Os bens coletivos são caracterizados por sua indivisibilidade (fruição do bem por um agente não impeça a dos demais em qualidade e quantidade equivalentes) e caráter público (não admitem parcelamento para apropriação privada).
A defesa em juízo desses bens coletivos encontra um problema operacional quando relegada ao patrocínio de indivíduos: na maioria das vezes o desequilíbrio entre o proveito individual que proporciona ao autor não é compatível com os custos de propositura. Isso porque os custos envolvem gastos para reunir o maior número de pessoas possível, de obter conhecimento técnico e científico para compreender a situação, divulgação dos problemas levantados, contratação de profissionais capacitados, etc.
Tal incompatibilidade gera o chamado efeito carona (ou free riding), onde os custos para a defesa do bem são limitados a uma pessoa, mas o benefício é difuso na sociedade. Mesmo quem não concorre para tutela dos bens é beneficiado. Essa conseqüência cria ambiente contrário à tutela coletiva, porque haveria um impulso natural para imobilidade dos agentes.
Essa não é uma barreira intransponível, quando consideradas as motivações ideológicas sempre presentes na tutela coletiva. Mas trata-se de uma barreira econômica importante, sempre colocada na balança na hora de se propor medidas de interesse coletivo.
Esse é um sério problema para o sistema americano de ações coletivas, baseado na propositura da ação por indivíduos. Para solucioná-lo utiliza-se um sistema de incentivos a que propõe a ação: as verbas de sucumbência, regularmente altas, são pagas pelo réu em benefício do autor e advogados, de maneira que recebem por prestar serviço ao grupo social. Além disso, tenta-se reduzir os custos da ação para tornar interessante sua propositura.

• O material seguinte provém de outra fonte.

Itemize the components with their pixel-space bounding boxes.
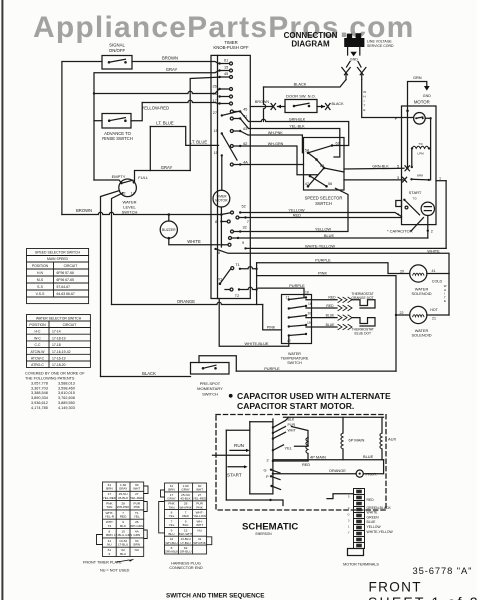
wire blue timer to capacitor 2 bbox=[238, 237, 428, 239]
black drop vertical with hop over door row bbox=[264, 87, 266, 122]
svg-text:MOTOR: MOTOR bbox=[215, 199, 228, 203]
patents notice bbox=[25, 372, 85, 410]
svg-text:POSITION: POSITION bbox=[32, 264, 49, 268]
svg-text:3,889,550: 3,889,550 bbox=[58, 401, 75, 405]
speed selector switch table bbox=[27, 249, 89, 304]
svg-text:61: 61 bbox=[224, 59, 228, 63]
svg-text:GR-BLU: GR-BLU bbox=[180, 550, 192, 554]
svg-text:YEL-R: YEL-R bbox=[105, 515, 115, 519]
wire yellow2 timer 32 to speed selector 56 bbox=[240, 188, 348, 231]
speed selector blades bbox=[308, 146, 332, 153]
timer contact 61 bbox=[218, 62, 220, 64]
buzzer bottom lead white wire bbox=[169, 238, 220, 245]
schematic switch contacts bbox=[272, 426, 274, 428]
wire yel to 4p coil bbox=[295, 438, 309, 447]
svg-text:LT. BLUE: LT. BLUE bbox=[156, 121, 174, 126]
svg-text:WH-BLU: WH-BLU bbox=[165, 541, 177, 545]
svg-text:16: 16 bbox=[308, 302, 312, 306]
motor gnd arrow bbox=[424, 86, 430, 91]
thermostat blue dot element bbox=[353, 318, 376, 326]
svg-text:17-18-19: 17-18-19 bbox=[52, 336, 66, 340]
label FRONT TIMER PLATE bbox=[83, 561, 122, 565]
svg-text:H: H bbox=[363, 95, 365, 99]
labels BLK PNK WHT bbox=[288, 418, 297, 433]
svg-text:54: 54 bbox=[305, 149, 309, 153]
timer contact 41 right bbox=[239, 117, 241, 119]
svg-text:6P MAIN: 6P MAIN bbox=[349, 438, 365, 443]
svg-text:RUN: RUN bbox=[234, 443, 244, 448]
svg-text:TEMPERATURE: TEMPERATURE bbox=[281, 356, 309, 360]
svg-text:26: 26 bbox=[213, 85, 217, 89]
svg-text:BROWN: BROWN bbox=[162, 56, 178, 61]
svg-text:YEL-BLK: YEL-BLK bbox=[289, 125, 305, 129]
wire blue1 bbox=[306, 317, 337, 319]
svg-text:AUX: AUX bbox=[388, 436, 397, 441]
svg-text:17-16-19: 17-16-19 bbox=[52, 357, 66, 361]
svg-text:4,174,785: 4,174,785 bbox=[31, 406, 48, 410]
wire orange bbox=[112, 302, 263, 304]
svg-text:SERVICE CORD: SERVICE CORD bbox=[367, 44, 394, 48]
svg-text:6F96 57-66: 6F96 57-66 bbox=[57, 271, 74, 275]
svg-text:17-18-20: 17-18-20 bbox=[52, 363, 66, 367]
svg-text:4,149,303: 4,149,303 bbox=[58, 406, 75, 410]
svg-text:HARNESS PLUG: HARNESS PLUG bbox=[171, 562, 201, 566]
label START with arrow bbox=[228, 466, 244, 468]
svg-text:22: 22 bbox=[400, 311, 404, 315]
door connector X left bbox=[271, 104, 276, 110]
svg-text:3,762,608: 3,762,608 bbox=[58, 396, 75, 400]
svg-text:WH-PNK: WH-PNK bbox=[268, 131, 283, 135]
svg-text:BLU: BLU bbox=[120, 552, 126, 556]
svg-text:ATCW-C: ATCW-C bbox=[31, 357, 45, 361]
svg-text:G: G bbox=[264, 467, 267, 472]
speed selector contact 62 bbox=[331, 144, 334, 147]
protector right lead bbox=[425, 118, 430, 180]
wire brown lower bus with hops bbox=[62, 212, 222, 214]
svg-text:WHITE-BLUE: WHITE-BLUE bbox=[245, 341, 269, 346]
svg-text:NU = NOT USED: NU = NOT USED bbox=[100, 568, 130, 572]
svg-text:T: T bbox=[363, 104, 365, 108]
yel contact bbox=[272, 449, 274, 451]
label SPEED SELECTOR SWITCH bbox=[305, 196, 343, 207]
svg-text:27: 27 bbox=[213, 111, 217, 115]
white right rail between solenoids bbox=[448, 274, 450, 316]
svg-text:BLUE: BLUE bbox=[326, 323, 336, 327]
svg-text:ADVANCE TO: ADVANCE TO bbox=[104, 131, 132, 136]
timer contact 15 mid with blade bbox=[221, 132, 223, 134]
svg-text:SWITCH: SWITCH bbox=[202, 392, 218, 397]
wire white-yellow timer to motor 1 bbox=[246, 247, 447, 249]
svg-text:NU: NU bbox=[135, 548, 139, 552]
buzzer top lead bbox=[168, 215, 170, 222]
svg-text:E: E bbox=[363, 108, 365, 112]
timer plate tabs bbox=[97, 486, 149, 545]
wire T2 out bbox=[239, 287, 257, 289]
svg-text:BLK: BLK bbox=[288, 418, 295, 422]
svg-text:T2: T2 bbox=[108, 524, 112, 528]
svg-text:FRONT TIMER PLATE: FRONT TIMER PLATE bbox=[83, 561, 122, 565]
timer motor label bbox=[215, 195, 228, 203]
water temperature switch box bbox=[282, 295, 312, 344]
svg-text:LT-BLU: LT-BLU bbox=[180, 541, 190, 545]
signal on/off switch box bbox=[102, 56, 132, 70]
svg-text:SWITCH: SWITCH bbox=[287, 361, 302, 365]
svg-text:62: 62 bbox=[243, 142, 247, 146]
svg-text:BLUE DOT: BLUE DOT bbox=[355, 331, 372, 335]
svg-text:RED: RED bbox=[328, 296, 336, 300]
strip feed wire bbox=[327, 494, 354, 499]
motor box bbox=[402, 106, 437, 225]
capacitor bottom lead terminal 2 bbox=[427, 216, 429, 239]
wire yel-blk from timer 41 bbox=[240, 119, 340, 158]
wire wh-pnk bbox=[240, 131, 303, 153]
wire to advance switch bbox=[94, 120, 102, 122]
right edge drop to prot bbox=[363, 460, 383, 474]
svg-text:START: START bbox=[409, 190, 422, 195]
advance to rinse switch box bbox=[102, 114, 131, 129]
svg-text:BROWN: BROWN bbox=[255, 100, 269, 104]
door right arrow bbox=[317, 106, 325, 108]
coil left feed vertical bbox=[407, 111, 409, 168]
timer contact 27 with blade bbox=[221, 114, 223, 116]
svg-text:NU: NU bbox=[107, 543, 111, 547]
svg-text:1: 1 bbox=[439, 176, 441, 180]
wire brown rail left bbox=[62, 62, 102, 215]
temp switch terminal labels bbox=[286, 291, 312, 343]
svg-text:RED: RED bbox=[182, 514, 189, 518]
svg-text:T'D: T'D bbox=[412, 197, 416, 201]
svg-text:C-C: C-C bbox=[34, 343, 41, 347]
svg-text:P: P bbox=[395, 116, 398, 121]
svg-text:GRAY: GRAY bbox=[166, 67, 178, 72]
svg-text:LINE VOLTAGE: LINE VOLTAGE bbox=[367, 39, 392, 43]
svg-text:WHITE-YELLOW: WHITE-YELLOW bbox=[305, 243, 335, 248]
svg-text:3,610,015: 3,610,015 bbox=[58, 391, 75, 395]
svg-text:BRN: BRN bbox=[134, 543, 141, 547]
wire gray bbox=[94, 71, 219, 180]
svg-text:YEL: YEL bbox=[285, 445, 293, 450]
svg-text:17-16-19-42: 17-16-19-42 bbox=[52, 350, 71, 354]
wire red2 bbox=[306, 307, 337, 309]
wire lt blue branch vertical bbox=[149, 127, 151, 171]
svg-text:LT-BLU-GRN: LT-BLU-GRN bbox=[114, 533, 132, 537]
motor capacitor circle bbox=[421, 202, 434, 215]
temp switch blade 5 bbox=[288, 334, 290, 336]
svg-text:TAN: TAN bbox=[169, 505, 175, 509]
wire 4A to speed selector bbox=[240, 164, 303, 166]
zigzag connector marks bbox=[338, 305, 352, 310]
temp switch blade 3 bbox=[288, 316, 290, 318]
timer inner vertical lower bbox=[220, 215, 222, 248]
signal switch contacts and blade bbox=[108, 61, 111, 64]
svg-text:ORANGE: ORANGE bbox=[177, 299, 195, 304]
svg-text:SWITCH: SWITCH bbox=[315, 201, 332, 206]
svg-text:Y: Y bbox=[348, 531, 350, 535]
svg-text:PROT.: PROT. bbox=[366, 472, 377, 477]
svg-text:17: 17 bbox=[286, 296, 290, 300]
svg-text:GRAY: GRAY bbox=[181, 488, 190, 492]
svg-text:BLACK: BLACK bbox=[294, 81, 307, 86]
svg-text:WH-PNK: WH-PNK bbox=[179, 505, 192, 509]
svg-text:RED: RED bbox=[120, 515, 127, 519]
svg-text:45-BLK: 45-BLK bbox=[180, 497, 191, 501]
capacitor note bullet bbox=[229, 394, 233, 398]
svg-text:BLK: BLK bbox=[183, 523, 190, 527]
svg-text:BLUE: BLUE bbox=[367, 520, 377, 524]
svg-text:BLU: BLU bbox=[168, 532, 174, 536]
wire purple T-contacts rail bbox=[256, 263, 258, 305]
label WATER LEVEL SWITCH bbox=[122, 199, 138, 214]
svg-text:PINK: PINK bbox=[318, 271, 327, 276]
svg-text:20: 20 bbox=[308, 312, 312, 316]
svg-text:SWITCH: SWITCH bbox=[122, 209, 138, 214]
door connector X right bbox=[326, 104, 331, 110]
speed selector contact 56 bbox=[325, 185, 328, 188]
svg-text:18: 18 bbox=[305, 291, 309, 295]
wire black from left chevron bbox=[264, 80, 347, 87]
svg-text:WH-GRN: WH-GRN bbox=[130, 524, 143, 528]
connector chevron right bbox=[358, 68, 364, 75]
timer contact 17 bbox=[218, 102, 220, 104]
svg-text:GRN-BLK: GRN-BLK bbox=[372, 164, 389, 168]
svg-text:MOTOR: MOTOR bbox=[414, 100, 430, 105]
svg-text:BLK-WHT: BLK-WHT bbox=[179, 532, 193, 536]
svg-text:GRAY: GRAY bbox=[167, 497, 176, 501]
svg-text:GRN: GRN bbox=[133, 533, 140, 537]
svg-text:7: 7 bbox=[247, 220, 249, 224]
timer box bbox=[211, 55, 250, 298]
svg-text:41: 41 bbox=[432, 269, 436, 273]
label HARNESS PLUG CONNECTOR END bbox=[169, 562, 203, 571]
timer contact 63 right bbox=[239, 130, 241, 132]
svg-text:BRN: BRN bbox=[168, 488, 175, 492]
wire from left terminal down long rail bbox=[101, 191, 120, 377]
speed selector switch box bbox=[304, 138, 345, 191]
wire to motor 3 bbox=[344, 179, 403, 181]
svg-text:SIGNAL: SIGNAL bbox=[109, 43, 125, 48]
run lead bbox=[213, 454, 250, 456]
svg-text:G: G bbox=[347, 513, 349, 517]
svg-text:3,057,778: 3,057,778 bbox=[31, 381, 48, 385]
svg-text:BLUE: BLUE bbox=[363, 454, 374, 459]
svg-text:6F96 67-65: 6F96 67-65 bbox=[57, 278, 74, 282]
wire grn-blk speed selector to motor 5 bbox=[344, 167, 404, 170]
svg-text:RED: RED bbox=[367, 498, 375, 502]
svg-text:YELLOW: YELLOW bbox=[367, 525, 382, 529]
svg-text:* CAPACITOR: * CAPACITOR bbox=[387, 228, 413, 233]
gnd arrows below plug bbox=[347, 47, 349, 55]
svg-text:E: E bbox=[444, 299, 446, 303]
motor terminal 1 out bbox=[436, 180, 446, 182]
svg-text:45: 45 bbox=[224, 72, 228, 76]
timer contact 4A right bbox=[239, 163, 241, 165]
svg-text:BLUE: BLUE bbox=[326, 314, 336, 318]
labels 12 14 terminals bbox=[122, 192, 135, 196]
svg-text:EMERSON: EMERSON bbox=[255, 532, 272, 536]
zigzag connector marks bbox=[338, 297, 352, 302]
svg-text:WHITE: WHITE bbox=[427, 248, 440, 253]
wire white timer 8 to solenoids bbox=[216, 249, 450, 274]
svg-text:WHITE-YELLOW: WHITE-YELLOW bbox=[367, 530, 394, 534]
svg-text:15: 15 bbox=[224, 66, 228, 70]
svg-text:YEL-RED: YEL-RED bbox=[193, 497, 207, 501]
svg-text:BRN: BRN bbox=[106, 533, 113, 537]
4p main coil bbox=[306, 438, 308, 454]
svg-text:ORANGE: ORANGE bbox=[329, 468, 346, 473]
svg-text:TAN: TAN bbox=[106, 505, 112, 509]
svg-text:V-S-S: V-S-S bbox=[36, 292, 46, 296]
timer motor bottom lead bbox=[220, 207, 222, 215]
strip pin numbers bbox=[347, 495, 350, 535]
svg-text:14: 14 bbox=[131, 192, 135, 196]
wire full to gray2 bbox=[135, 171, 191, 182]
svg-text:THE FOLLOWING PATENTS: THE FOLLOWING PATENTS bbox=[25, 376, 75, 380]
svg-text:20: 20 bbox=[400, 269, 404, 273]
svg-text:YEL-RED: YEL-RED bbox=[103, 496, 117, 500]
wire lt blue Z to timer bbox=[150, 127, 218, 146]
hot water solenoid bbox=[410, 306, 427, 323]
timer contact 45 bbox=[218, 76, 220, 78]
svg-text:17-18: 17-18 bbox=[52, 343, 61, 347]
svg-text:4A: 4A bbox=[243, 160, 248, 164]
wire gray2 vertical to timer bbox=[190, 77, 218, 170]
svg-text:SOLENOID: SOLENOID bbox=[411, 291, 431, 296]
wire wh-grn bbox=[240, 146, 317, 175]
svg-text:WHITE: WHITE bbox=[187, 239, 201, 244]
svg-text:21: 21 bbox=[432, 317, 436, 321]
cold water solenoid bbox=[410, 265, 427, 282]
svg-text:TIMER: TIMER bbox=[224, 40, 237, 45]
svg-text:GND: GND bbox=[423, 94, 431, 98]
svg-text:EMPTY: EMPTY bbox=[112, 174, 126, 179]
svg-text:P: P bbox=[266, 474, 269, 479]
speed selector contact 47 bbox=[307, 185, 310, 188]
speed selector contact 63 bbox=[323, 167, 326, 170]
timer contact blue out bbox=[237, 237, 239, 239]
wire to timer motor bbox=[221, 156, 223, 191]
timer contact 9 white in bbox=[220, 244, 222, 246]
advance switch contacts bbox=[108, 119, 111, 122]
svg-text:WHT: WHT bbox=[133, 487, 140, 491]
svg-text:4P MAIN: 4P MAIN bbox=[310, 455, 326, 460]
wire blue2 bbox=[306, 326, 337, 328]
aux coil bbox=[381, 417, 383, 433]
svg-text:3,367,703: 3,367,703 bbox=[31, 386, 48, 390]
harness plug tabs bbox=[159, 490, 212, 545]
svg-text:BUZZER: BUZZER bbox=[162, 228, 176, 232]
wire purple top to cold solenoid bbox=[257, 263, 410, 274]
svg-text:YEL: YEL bbox=[169, 523, 175, 527]
svg-text:BLACK: BLACK bbox=[142, 371, 156, 376]
timer motor circle bbox=[213, 190, 230, 207]
zigzag connector marks bbox=[338, 315, 352, 320]
svg-text:45-BLK: 45-BLK bbox=[118, 496, 129, 500]
red wire bbox=[273, 460, 308, 462]
label LINE VOLTAGE SERVICE CORD bbox=[367, 39, 394, 47]
svg-text:M-S: M-S bbox=[37, 278, 44, 282]
blue wire bbox=[273, 459, 384, 461]
svg-text:SCHEMATIC: SCHEMATIC bbox=[242, 522, 298, 533]
svg-text:COLD: COLD bbox=[432, 279, 443, 283]
timer contact 15 bbox=[218, 69, 220, 71]
svg-text:GRN-BLK: GRN-BLK bbox=[165, 550, 180, 554]
svg-text:PNK: PNK bbox=[134, 505, 141, 509]
svg-text:8: 8 bbox=[215, 220, 217, 224]
strip bottom step bbox=[348, 549, 364, 556]
door switch row wire bbox=[250, 106, 272, 108]
svg-text:LT-BLU: LT-BLU bbox=[118, 543, 128, 547]
svg-text:28: 28 bbox=[213, 92, 217, 96]
timer contact 26 bbox=[218, 88, 220, 90]
svg-text:SOLENOID: SOLENOID bbox=[411, 333, 431, 338]
svg-text:LT. BLUE: LT. BLUE bbox=[190, 139, 208, 144]
zigzag connector marks bbox=[338, 324, 352, 329]
harness plug connector grid bbox=[165, 483, 207, 554]
wire from gray rail to timer bbox=[94, 90, 219, 94]
label 2 and G and P contacts bbox=[264, 457, 270, 479]
svg-text:WHT: WHT bbox=[288, 429, 297, 433]
motor terminals strip bbox=[354, 489, 365, 549]
timer contact 8 pair bbox=[220, 220, 222, 222]
svg-text:RED: RED bbox=[326, 304, 334, 308]
svg-text:64-63 66-67: 64-63 66-67 bbox=[57, 292, 75, 296]
door left arrow bbox=[278, 106, 286, 108]
wire T1 out bbox=[240, 267, 257, 269]
svg-text:YELLOW-RED: YELLOW-RED bbox=[142, 105, 170, 110]
svg-text:KNOB-PUSH OFF: KNOB-PUSH OFF bbox=[213, 45, 249, 50]
label WATER TEMPERATURE SWITCH bbox=[281, 352, 309, 365]
svg-text:MOMENTARY: MOMENTARY bbox=[197, 386, 223, 391]
schematic contact column bbox=[272, 419, 274, 494]
svg-text:57-64-67: 57-64-67 bbox=[57, 285, 71, 289]
svg-text:I: I bbox=[364, 99, 365, 103]
svg-text:9: 9 bbox=[109, 552, 111, 556]
leads from gnd to connector chevrons bbox=[347, 62, 351, 68]
svg-text:ATRO-C: ATRO-C bbox=[31, 363, 44, 367]
timer label bbox=[213, 40, 249, 50]
wire grn top right bbox=[408, 82, 427, 111]
svg-text:H-N: H-N bbox=[37, 271, 44, 275]
svg-text:PURPLE: PURPLE bbox=[289, 283, 305, 288]
wire brown to timer bbox=[132, 62, 219, 64]
water selector switch table bbox=[27, 315, 91, 368]
svg-text:MOTOR TERMINALS: MOTOR TERMINALS bbox=[343, 562, 379, 566]
door switch box bbox=[285, 100, 317, 113]
pre-spot momentary switch box bbox=[191, 363, 230, 375]
svg-text:45: 45 bbox=[243, 107, 247, 111]
svg-text:CIRCUIT: CIRCUIT bbox=[64, 264, 78, 268]
svg-text:GRN-BLK: GRN-BLK bbox=[289, 118, 306, 122]
svg-text:19: 19 bbox=[307, 321, 311, 325]
svg-text:BLUE: BLUE bbox=[324, 233, 335, 238]
terminal wire labels bbox=[367, 498, 394, 534]
svg-text:NU: NU bbox=[197, 528, 201, 532]
svg-text:RED: RED bbox=[293, 213, 301, 218]
svg-text:START: START bbox=[227, 472, 242, 477]
svg-text:HOT: HOT bbox=[430, 308, 438, 312]
svg-text:T'D: T'D bbox=[418, 142, 422, 146]
svg-text:56: 56 bbox=[328, 182, 332, 186]
svg-text:62: 62 bbox=[336, 142, 340, 146]
label advance to rinse switch bbox=[102, 131, 132, 141]
timer inner column line bbox=[217, 55, 219, 298]
svg-text:PRE-SPOT: PRE-SPOT bbox=[200, 381, 221, 386]
speed selector contact 54 bbox=[307, 152, 310, 155]
label WHITE vertical letters bbox=[363, 90, 366, 112]
svg-text:CIRCUIT: CIRCUIT bbox=[63, 323, 77, 327]
svg-text:GRAY: GRAY bbox=[119, 487, 128, 491]
svg-text:SWITCH AND TIMER SEQUENCE: SWITCH AND TIMER SEQUENCE bbox=[166, 593, 264, 600]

O sistema legal brasileiro é diferente por usar de mecanismos públicos (entidades estatais e Ministério Público) e privados (associações privadas) para defesa de direitos coletivos.
A prevalência da defesa através de ações judiciais movidas por órgão público no Brasil se deve a avaliação econômica do custo, mais facilmente suportado pelo Estado que pelo particular. Tanto assim é que o número de ações coletivas propostas pelo Ministério Público é infinitamente maior do que aquelas propostas por entidades privadas.
Os mecanismos públicos de defesa dos interesses sociais funcionam como um redutor de custos, amenizando o efeito carona.
Apesar dessa ser uma boa razão para atribuir aos entes públicos legitimidade para propositura ações coletivas, é necessário avaliar quão legítimo é esse mecanismo.
A conta de diferenças de impacto e percepção social sobre o bem coletivo a mera legitimação institucional não protege necessariamente os direitos coletivos.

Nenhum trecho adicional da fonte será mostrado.